Phil Hurley is an American singer, songwriter, and musician best known for being a founding member of Gigolo Aunts, Stonehoney, and South Austin Moonlighters. He toured extensively as the lead guitarist for Tracy Bonham, Jimmy LaFave, and Fountains of Wayne, among others. Hurley co-wrote the theme songs for Lucky Louie and The Greg Behrendt Show, as well as having many of his songs used in films and TV shows. Hurley released a solo acoustic album, Nowhere Left to Run, in 2019.

==Music career==
Singing in rock bands with his brother Steve from the age of eight, Hurley was playing music in upstate New York professionally by the age of fourteen on bass, drums, guitar and vocals.

Hurley toured extensively with recording artist, Tracy Bonham, then stepped away to participate in the fertile Seattle music scene, where he recorded with groups such as Tycoons, Hulabees, Shuggie, Alex Woodard, Miles Hunt (of The Wonder Stuff), Lisa Loeb, and Fountains of Wayne, among others.

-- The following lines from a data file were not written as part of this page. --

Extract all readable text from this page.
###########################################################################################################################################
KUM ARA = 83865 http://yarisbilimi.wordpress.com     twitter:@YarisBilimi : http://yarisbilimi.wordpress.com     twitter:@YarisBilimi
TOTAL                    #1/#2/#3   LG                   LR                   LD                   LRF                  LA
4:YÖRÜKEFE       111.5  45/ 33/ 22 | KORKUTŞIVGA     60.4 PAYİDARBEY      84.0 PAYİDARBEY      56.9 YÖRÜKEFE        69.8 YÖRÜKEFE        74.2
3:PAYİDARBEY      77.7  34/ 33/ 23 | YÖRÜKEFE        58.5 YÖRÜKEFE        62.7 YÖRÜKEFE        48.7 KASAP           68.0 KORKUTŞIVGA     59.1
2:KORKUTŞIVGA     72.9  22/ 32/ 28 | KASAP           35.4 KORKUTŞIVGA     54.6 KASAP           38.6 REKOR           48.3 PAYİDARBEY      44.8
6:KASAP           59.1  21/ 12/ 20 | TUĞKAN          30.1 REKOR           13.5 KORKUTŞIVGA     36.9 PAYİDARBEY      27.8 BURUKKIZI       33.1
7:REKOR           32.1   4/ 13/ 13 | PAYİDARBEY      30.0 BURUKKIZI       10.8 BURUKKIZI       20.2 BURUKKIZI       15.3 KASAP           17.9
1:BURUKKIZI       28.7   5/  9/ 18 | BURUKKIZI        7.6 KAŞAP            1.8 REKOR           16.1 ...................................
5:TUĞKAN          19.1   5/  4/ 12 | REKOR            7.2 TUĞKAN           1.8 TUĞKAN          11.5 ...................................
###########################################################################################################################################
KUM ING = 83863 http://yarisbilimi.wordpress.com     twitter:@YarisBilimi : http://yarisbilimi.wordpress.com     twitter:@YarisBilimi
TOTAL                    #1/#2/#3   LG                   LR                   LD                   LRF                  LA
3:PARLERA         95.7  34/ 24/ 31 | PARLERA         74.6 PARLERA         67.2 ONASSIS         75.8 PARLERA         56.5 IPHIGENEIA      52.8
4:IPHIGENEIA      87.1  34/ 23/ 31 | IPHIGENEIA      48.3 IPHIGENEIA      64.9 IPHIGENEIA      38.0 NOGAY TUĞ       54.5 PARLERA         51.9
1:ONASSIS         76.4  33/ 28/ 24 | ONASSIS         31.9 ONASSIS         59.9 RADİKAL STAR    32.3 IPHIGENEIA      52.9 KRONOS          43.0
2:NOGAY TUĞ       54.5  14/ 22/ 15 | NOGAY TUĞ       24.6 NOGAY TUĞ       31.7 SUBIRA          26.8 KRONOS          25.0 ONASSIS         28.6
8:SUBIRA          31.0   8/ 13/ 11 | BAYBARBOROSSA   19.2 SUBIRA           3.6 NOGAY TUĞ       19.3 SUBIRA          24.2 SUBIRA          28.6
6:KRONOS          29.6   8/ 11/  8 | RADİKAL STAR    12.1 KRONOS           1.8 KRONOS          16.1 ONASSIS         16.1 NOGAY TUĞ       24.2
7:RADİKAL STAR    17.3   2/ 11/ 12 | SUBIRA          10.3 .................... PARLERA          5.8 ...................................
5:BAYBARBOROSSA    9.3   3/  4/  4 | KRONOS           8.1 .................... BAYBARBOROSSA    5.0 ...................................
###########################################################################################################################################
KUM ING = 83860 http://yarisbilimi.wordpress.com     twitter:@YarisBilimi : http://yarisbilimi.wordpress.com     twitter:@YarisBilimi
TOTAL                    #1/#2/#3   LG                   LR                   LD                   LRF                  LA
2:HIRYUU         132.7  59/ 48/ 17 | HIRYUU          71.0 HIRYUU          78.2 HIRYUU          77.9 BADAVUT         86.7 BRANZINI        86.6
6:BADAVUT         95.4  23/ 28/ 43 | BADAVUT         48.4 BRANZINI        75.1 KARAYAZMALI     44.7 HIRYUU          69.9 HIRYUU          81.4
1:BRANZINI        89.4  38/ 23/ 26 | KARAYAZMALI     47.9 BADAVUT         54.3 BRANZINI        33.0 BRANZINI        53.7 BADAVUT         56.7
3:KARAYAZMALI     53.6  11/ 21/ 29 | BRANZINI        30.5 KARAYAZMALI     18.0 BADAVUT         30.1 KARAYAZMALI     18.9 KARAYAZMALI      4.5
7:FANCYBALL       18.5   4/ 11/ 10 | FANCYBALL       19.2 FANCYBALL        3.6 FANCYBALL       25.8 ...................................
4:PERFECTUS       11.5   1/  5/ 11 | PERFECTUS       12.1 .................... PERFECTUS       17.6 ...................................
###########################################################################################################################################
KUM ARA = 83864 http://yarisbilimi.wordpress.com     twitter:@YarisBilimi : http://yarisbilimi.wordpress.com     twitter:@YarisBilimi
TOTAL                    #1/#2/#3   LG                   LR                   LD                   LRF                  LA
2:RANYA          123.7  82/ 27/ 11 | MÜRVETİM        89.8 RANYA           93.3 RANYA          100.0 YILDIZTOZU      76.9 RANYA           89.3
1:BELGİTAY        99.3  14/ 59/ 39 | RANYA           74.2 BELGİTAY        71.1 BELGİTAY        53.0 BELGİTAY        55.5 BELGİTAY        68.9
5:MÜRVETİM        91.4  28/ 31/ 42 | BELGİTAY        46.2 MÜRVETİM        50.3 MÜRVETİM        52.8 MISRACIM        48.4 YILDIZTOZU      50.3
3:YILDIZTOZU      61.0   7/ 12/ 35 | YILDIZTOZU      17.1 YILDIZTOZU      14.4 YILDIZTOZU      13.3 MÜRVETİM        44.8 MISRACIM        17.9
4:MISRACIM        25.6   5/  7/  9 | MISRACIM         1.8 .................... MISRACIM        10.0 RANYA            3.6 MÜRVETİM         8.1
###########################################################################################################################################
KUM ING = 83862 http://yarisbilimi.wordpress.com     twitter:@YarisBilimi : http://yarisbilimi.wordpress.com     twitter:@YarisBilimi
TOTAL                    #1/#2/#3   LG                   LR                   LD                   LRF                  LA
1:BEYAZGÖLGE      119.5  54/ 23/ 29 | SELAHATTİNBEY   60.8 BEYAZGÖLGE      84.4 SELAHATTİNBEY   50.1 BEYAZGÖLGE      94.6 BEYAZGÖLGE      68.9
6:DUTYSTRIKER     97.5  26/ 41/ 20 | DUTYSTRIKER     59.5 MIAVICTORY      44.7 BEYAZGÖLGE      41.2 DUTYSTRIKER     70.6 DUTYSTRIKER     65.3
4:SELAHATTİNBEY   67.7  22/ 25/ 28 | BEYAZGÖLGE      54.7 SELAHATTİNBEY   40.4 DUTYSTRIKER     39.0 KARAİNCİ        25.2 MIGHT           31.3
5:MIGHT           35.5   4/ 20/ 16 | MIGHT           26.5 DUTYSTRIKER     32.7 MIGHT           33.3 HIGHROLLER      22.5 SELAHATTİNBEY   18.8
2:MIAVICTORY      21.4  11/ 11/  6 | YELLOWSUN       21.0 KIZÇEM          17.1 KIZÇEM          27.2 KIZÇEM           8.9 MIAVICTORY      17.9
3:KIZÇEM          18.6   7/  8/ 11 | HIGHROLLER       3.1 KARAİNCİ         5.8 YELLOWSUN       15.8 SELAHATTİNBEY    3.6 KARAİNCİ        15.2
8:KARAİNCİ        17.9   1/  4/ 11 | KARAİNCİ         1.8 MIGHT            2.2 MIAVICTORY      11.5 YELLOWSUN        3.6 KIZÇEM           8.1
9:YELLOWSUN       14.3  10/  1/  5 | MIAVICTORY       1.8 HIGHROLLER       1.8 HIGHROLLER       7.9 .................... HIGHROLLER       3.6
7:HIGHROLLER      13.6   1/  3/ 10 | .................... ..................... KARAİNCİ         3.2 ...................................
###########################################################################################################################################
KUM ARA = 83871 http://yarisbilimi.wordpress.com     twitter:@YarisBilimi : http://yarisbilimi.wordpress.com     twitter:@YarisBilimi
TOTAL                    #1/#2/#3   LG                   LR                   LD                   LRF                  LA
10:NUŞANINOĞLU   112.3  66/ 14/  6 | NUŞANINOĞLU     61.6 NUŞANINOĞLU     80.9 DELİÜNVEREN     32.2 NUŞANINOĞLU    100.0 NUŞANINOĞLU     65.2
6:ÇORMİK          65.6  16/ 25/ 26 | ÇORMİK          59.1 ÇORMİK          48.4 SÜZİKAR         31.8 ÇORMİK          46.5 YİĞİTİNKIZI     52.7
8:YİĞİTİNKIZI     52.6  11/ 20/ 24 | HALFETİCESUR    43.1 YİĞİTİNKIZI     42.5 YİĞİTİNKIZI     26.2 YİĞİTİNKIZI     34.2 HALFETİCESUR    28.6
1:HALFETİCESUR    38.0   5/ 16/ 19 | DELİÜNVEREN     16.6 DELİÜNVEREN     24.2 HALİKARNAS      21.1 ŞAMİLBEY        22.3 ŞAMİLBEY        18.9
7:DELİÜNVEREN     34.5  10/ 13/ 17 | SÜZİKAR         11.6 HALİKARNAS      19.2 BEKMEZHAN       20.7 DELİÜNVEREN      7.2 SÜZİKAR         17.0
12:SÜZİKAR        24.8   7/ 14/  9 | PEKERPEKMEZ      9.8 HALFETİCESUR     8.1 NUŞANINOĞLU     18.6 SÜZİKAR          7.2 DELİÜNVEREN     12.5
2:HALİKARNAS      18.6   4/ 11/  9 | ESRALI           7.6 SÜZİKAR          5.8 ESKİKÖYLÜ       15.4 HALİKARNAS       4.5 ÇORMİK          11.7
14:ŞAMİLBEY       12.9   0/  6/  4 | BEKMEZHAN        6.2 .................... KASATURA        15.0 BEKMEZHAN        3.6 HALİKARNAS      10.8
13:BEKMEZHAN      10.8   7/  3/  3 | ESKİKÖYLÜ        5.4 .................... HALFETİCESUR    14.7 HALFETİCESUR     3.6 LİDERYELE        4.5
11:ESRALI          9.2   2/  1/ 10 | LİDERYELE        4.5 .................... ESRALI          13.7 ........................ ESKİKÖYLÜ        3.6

He then spent a year in the Netherlands before moving to Los Angeles, CA and in February 2009, relocated to Austin, Texas, where he toured and played with his country-rock group Stonehoney.

- Gigolo Aunts
Hurley formed the band, Gigolo Aunts, while still in high school with his brother Steve Hurley, Dave Gibbs, and Paul Brouwer. After quickly outgrowing Potsdam, the group relocated to Boston, where they caught the ear of the indie label, Coyote Records, which released the Aunts' first record, Everybody Happy, in 1988. Later the band was signed to a major label deal with RCA, touring extensively in the US and Europe with groups such as, The Cranberries, The Wallflowers, and The Lemonheads. Their songs have been featured in TV shows and films, That Thing You Do!, The River Wild, Swimming With Sharks, The Buddy System, and the title track to Dumb and Dumber, Where I Find My Heaven. The band, at one point in their career, was signed to (Counting Crows) Adam Duritz' record label, E Pluribus Unum, and toured extensively with Counting Crows.

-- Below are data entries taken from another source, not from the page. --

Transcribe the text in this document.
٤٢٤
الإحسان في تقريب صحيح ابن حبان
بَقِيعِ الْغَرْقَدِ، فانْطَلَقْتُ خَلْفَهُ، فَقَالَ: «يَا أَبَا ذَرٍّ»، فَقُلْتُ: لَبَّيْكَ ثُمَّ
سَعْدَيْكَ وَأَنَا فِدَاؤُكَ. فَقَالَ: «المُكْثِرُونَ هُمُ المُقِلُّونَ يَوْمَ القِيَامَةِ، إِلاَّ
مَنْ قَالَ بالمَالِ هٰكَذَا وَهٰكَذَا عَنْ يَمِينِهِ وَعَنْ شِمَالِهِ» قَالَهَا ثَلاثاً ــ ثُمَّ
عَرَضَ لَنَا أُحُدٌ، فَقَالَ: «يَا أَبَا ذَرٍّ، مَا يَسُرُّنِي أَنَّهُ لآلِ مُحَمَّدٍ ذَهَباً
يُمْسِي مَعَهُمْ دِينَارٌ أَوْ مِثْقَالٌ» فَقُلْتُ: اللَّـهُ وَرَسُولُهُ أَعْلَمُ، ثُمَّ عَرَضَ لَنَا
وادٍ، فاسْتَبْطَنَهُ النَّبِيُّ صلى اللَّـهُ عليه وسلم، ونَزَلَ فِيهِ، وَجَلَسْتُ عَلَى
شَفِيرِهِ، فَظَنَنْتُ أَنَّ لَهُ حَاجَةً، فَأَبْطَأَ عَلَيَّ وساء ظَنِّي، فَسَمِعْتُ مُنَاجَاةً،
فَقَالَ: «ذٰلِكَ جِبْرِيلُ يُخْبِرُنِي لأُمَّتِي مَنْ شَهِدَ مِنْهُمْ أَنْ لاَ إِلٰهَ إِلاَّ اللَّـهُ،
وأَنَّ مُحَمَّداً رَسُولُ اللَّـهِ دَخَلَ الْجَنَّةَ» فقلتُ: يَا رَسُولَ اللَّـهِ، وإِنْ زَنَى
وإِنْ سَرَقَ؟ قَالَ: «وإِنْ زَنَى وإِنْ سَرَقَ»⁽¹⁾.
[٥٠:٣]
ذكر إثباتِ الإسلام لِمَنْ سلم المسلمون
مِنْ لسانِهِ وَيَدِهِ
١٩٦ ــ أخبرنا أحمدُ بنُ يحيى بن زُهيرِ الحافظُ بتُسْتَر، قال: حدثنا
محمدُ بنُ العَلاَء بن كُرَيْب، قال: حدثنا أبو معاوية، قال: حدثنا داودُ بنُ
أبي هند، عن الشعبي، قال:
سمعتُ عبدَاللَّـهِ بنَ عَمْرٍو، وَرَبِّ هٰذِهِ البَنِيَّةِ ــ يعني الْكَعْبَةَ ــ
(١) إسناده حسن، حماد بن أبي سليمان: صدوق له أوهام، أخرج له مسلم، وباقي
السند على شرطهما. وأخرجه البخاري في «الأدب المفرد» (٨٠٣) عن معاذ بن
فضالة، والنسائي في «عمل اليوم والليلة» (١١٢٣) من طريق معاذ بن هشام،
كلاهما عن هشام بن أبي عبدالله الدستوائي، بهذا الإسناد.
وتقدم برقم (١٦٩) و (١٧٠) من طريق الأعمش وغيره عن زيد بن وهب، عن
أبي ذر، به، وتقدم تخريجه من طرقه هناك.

Their biggest commercial success was the single, Where I Find My Heaven, which was featured in the soundtrack to the film Dumb and Dumber, and as the opening music to the British sitcom, Game On. The single release of, Where I Find My Heaven, broke into the Top 30 in the UK Singles Chart early in 1995.

- Stonehoney
In 2006, Hurley created the country-rock group, StoneHoney with fellow Los Angeles singer-songwriters Shawn Davis, Nick Randolph, and Dave Phenecie. StoneHoney toured extensively across the US, and found their musical home when they relocated to Austin, Texas in 2009, signing to Jimmy LaFave's, Music Road Records.

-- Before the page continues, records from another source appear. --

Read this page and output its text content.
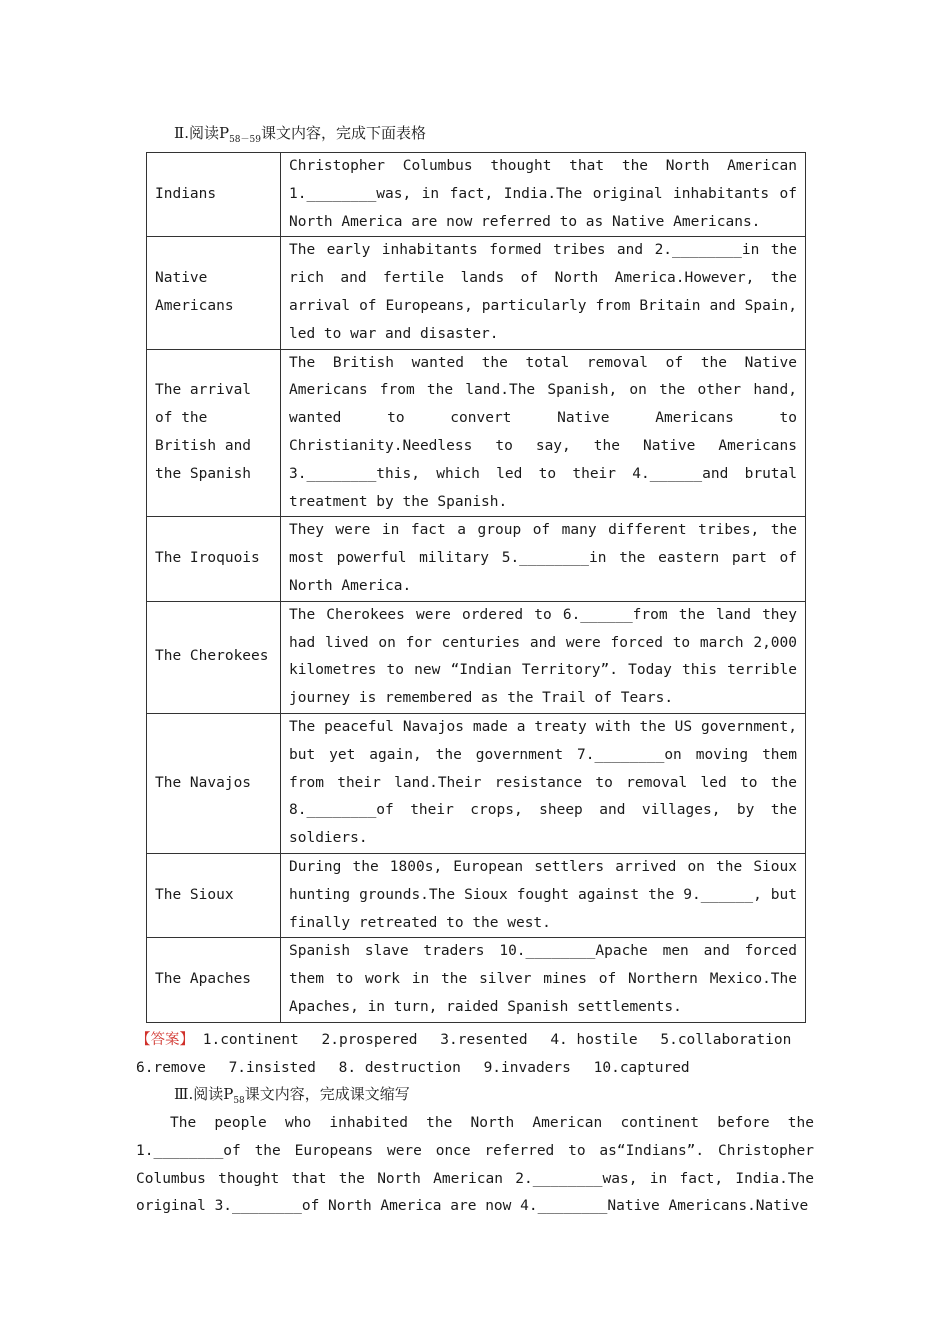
Ⅱ.阅读$P_{58-59}$课文内容，完成下面表格
Indians	Christopher Columbus thought that the North American 1.________was, in fact, India.The original inhabitants of North America are now referred to as Native Americans.
Native Americans	The early inhabitants formed tribes and 2.________in the rich and fertile lands of North America.However, the arrival of Europeans, particularly from Britain and Spain, led to war and disaster.
The arrival of the British and the Spanish	The British wanted the total removal of the Native Americans from the land.The Spanish, on the other hand, wanted to convert Native Americans to Christianity.Needless to say, the Native Americans 3.________this, which led to their 4.______and brutal treatment by the Spanish.
The Iroquois	They were in fact a group of many different tribes, the most powerful military 5.________in the eastern part of North America.
The Cherokees	The Cherokees were ordered to 6.______from the land they had lived on for centuries and were forced to march 2,000 kilometres to new “Indian Territory”. Today this terrible journey is remembered as the Trail of Tears.
The Navajos	The peaceful Navajos made a treaty with the US government, but yet again, the government 7.________on moving them from their land.Their resistance to removal led to the 8.________of their crops, sheep and villages, by the soldiers.
The Sioux	During the 1800s, European settlers arrived on the Sioux hunting grounds.The Sioux fought against the 9.______, but finally retreated to the west.
The Apaches	Spanish slave traders 10.________Apache men and forced them to work in the silver mines of Northern Mexico.The Apaches, in turn, raided Spanish settlements.
【答案】 1.continent 2.prospered 3.resented 4. hostile 5.collaboration 6.remove 7.insisted 8. destruction 9.invaders 10.captured
Ⅲ.阅读$P_{58}$课文内容，完成课文缩写
The people who inhabited the North American continent before the 1.________of the Europeans were once referred to as“Indians”. Christopher Columbus thought that the North American 2.________was, in fact, India.The original 3.________of North America are now 4.________Native Americans.Native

- The South Austin Moonlighters
Hurley was a founding member of Austin super group, South Austin Moonlighters, playing lead guitar and contributing some of their most requested original songs. The group has released three albums: Live at the Saxon Pub, Burn & Shine, and Ghost of a Small Town, garnering regional radio and touring success.